While customization, when not properly planned and justified, can be problematic there are good reasons to customize your system to create long-term, sustainable competitive advantage and build discipline in your organization. I will follow this up with some specific examples of customizations I have built for these reasons and others.
1. Leverage your people for more value added activities. I'm not opposed to relying on people for some things but I don't see the value in having them enter and process data that the system could process unassisted. I've seen too many Controllers that function more like glorified GL Clerks. They spend more time entering and managing data than analyzing it to make decisions. Customizing your system to automate non value added tasks and deliver high quality information could enable you to convert your high paid data entry clerks back into analysts and controllers which in turn would help you identify cost saving and revenue generating opportunities.
2. Eliminate waste and redundancy to make your company scalable. Growth companies are always dealing with too few people doing too many tasks.
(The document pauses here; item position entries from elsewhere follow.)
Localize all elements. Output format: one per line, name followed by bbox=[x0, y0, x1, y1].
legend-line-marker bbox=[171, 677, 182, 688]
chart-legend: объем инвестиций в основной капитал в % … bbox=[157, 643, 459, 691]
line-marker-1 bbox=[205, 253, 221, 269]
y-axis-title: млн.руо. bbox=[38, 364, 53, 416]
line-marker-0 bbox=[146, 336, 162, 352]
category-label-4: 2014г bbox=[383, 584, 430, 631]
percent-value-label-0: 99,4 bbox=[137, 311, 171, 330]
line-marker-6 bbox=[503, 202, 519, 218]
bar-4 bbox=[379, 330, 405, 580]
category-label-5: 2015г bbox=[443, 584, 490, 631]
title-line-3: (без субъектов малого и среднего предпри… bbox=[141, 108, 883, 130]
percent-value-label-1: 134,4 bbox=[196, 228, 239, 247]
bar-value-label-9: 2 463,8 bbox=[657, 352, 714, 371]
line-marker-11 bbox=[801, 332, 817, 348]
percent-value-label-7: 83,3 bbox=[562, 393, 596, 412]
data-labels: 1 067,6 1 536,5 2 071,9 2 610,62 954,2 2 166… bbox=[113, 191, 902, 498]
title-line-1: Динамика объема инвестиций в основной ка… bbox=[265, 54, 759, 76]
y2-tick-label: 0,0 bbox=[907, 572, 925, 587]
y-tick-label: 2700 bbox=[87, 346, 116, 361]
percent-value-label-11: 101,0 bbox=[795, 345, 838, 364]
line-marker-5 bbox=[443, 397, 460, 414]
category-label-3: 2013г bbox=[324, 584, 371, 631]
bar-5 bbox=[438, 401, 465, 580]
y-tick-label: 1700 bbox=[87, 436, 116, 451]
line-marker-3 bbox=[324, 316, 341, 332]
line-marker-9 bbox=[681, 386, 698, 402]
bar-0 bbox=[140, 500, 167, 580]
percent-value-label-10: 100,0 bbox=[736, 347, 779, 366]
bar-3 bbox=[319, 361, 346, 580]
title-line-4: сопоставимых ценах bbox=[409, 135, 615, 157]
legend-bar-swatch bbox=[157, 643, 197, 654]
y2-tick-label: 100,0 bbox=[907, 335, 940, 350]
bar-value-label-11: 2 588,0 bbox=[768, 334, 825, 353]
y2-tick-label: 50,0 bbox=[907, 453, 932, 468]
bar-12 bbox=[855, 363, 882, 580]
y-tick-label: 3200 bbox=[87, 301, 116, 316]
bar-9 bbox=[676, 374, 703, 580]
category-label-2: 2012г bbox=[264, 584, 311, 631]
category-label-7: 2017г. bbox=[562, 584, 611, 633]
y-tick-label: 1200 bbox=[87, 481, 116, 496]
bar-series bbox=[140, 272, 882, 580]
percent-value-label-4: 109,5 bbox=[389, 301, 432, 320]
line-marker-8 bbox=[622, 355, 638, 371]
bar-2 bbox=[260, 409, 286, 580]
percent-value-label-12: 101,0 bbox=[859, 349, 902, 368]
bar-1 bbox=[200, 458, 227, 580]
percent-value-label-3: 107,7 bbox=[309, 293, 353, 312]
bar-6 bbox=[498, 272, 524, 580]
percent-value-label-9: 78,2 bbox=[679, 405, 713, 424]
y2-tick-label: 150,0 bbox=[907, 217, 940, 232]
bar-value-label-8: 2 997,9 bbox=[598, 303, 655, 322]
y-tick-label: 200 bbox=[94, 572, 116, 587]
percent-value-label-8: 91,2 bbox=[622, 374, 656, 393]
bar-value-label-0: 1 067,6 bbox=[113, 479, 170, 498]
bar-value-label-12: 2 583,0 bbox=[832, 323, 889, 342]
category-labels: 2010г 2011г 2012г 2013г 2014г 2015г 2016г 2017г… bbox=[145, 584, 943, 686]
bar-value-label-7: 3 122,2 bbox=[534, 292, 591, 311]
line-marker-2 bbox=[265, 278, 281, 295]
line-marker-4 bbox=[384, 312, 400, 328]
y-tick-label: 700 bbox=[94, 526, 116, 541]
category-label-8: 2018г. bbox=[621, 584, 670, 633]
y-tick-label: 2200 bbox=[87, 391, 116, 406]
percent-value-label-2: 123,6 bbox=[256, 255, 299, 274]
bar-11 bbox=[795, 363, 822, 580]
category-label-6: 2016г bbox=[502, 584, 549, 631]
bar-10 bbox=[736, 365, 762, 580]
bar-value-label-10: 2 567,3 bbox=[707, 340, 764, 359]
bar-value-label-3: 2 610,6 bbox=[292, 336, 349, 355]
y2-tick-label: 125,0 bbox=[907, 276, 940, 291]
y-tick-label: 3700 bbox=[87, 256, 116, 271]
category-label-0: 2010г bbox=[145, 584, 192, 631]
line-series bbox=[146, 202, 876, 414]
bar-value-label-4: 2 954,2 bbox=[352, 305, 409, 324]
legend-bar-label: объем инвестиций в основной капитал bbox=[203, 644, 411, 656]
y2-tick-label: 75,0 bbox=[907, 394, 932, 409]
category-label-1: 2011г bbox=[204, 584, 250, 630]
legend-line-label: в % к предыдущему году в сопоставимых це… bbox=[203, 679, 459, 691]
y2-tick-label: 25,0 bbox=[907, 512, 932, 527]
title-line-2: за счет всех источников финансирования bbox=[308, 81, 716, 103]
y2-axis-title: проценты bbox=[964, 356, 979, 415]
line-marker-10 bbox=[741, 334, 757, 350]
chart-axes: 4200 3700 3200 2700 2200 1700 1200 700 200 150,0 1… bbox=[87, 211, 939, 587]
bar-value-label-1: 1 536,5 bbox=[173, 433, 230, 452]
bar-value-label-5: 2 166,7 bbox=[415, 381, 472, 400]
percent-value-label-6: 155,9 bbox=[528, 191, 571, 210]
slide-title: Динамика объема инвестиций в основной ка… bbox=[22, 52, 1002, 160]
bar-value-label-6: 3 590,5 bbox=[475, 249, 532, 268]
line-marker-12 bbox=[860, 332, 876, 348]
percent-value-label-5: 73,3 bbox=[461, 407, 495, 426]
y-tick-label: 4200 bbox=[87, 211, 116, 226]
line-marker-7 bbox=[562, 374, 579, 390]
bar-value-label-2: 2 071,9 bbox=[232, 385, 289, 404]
Everyone is overworked and the pipeline of new work seems endless. As sales and production volume increase so does the demand for back office and shop floor capacity. Given the current economic climate this may not be an issue again for a while. Increasing headcount in these situations is often not at the top of management's list of solutions. Automating redundant and repeatable tasks could enable your organization to increase sales and production volume without having to add more people to manage the increased load. That's not bad for your margins.
3. Instill discipline in your organization. I was the CIO at a company with many geographically dispersed SBUs. They were all mandated to work consistently and without exception under a set of corporate business rules. In spite of that, the employees often chose not to follow those rules favoring their better judgement. In place of spending considerable time and money policing people to ensure business rules were being followed we programmed those rules into the system and took the binary decisions for which rules were defined away from the employees. This forced alignment of the operations with the corporate strategy. The people didn't like it much but the company grew by more than 50% in less than 5 years.
4. Save money AND have it your way. The GP channel is full of terrific 3rd party ISVs that seemingly have a solution for everything. Dynamics GP also comes with some terrific tools such as Modifier with VBA that you can use to tailor or customize the system according to your company's specific business needs. When making the build vs. buy decision compare the cost of having your system customized with the cost AND the compromises you might have to make with the ISV solutions available. Sometimes, you will find that you get a better, more cost effective solution by building your own solution from scratch.
5. I'm leaving this one open for comment. It would be nice to hear why some of the MVPs and others in the community would choose to customize a GP installation. I can think of a lot of reasons and find that the ease of customization is a great selling point for GP that is under valued. What do you think?
In closing, I second Mariano's warning at the end of his article. You should plan any customizations carefully and consult with experienced professionals. However, even heavily customized GP systems can be upgraded without considerable extra effort. I don't agree with those who warn against any customization in fear of upgrade complications. Most GP projects I have worked on have been heavily customized and those that have upgraded have done so without experiencing noticeable extra pain or incurring material additional costs.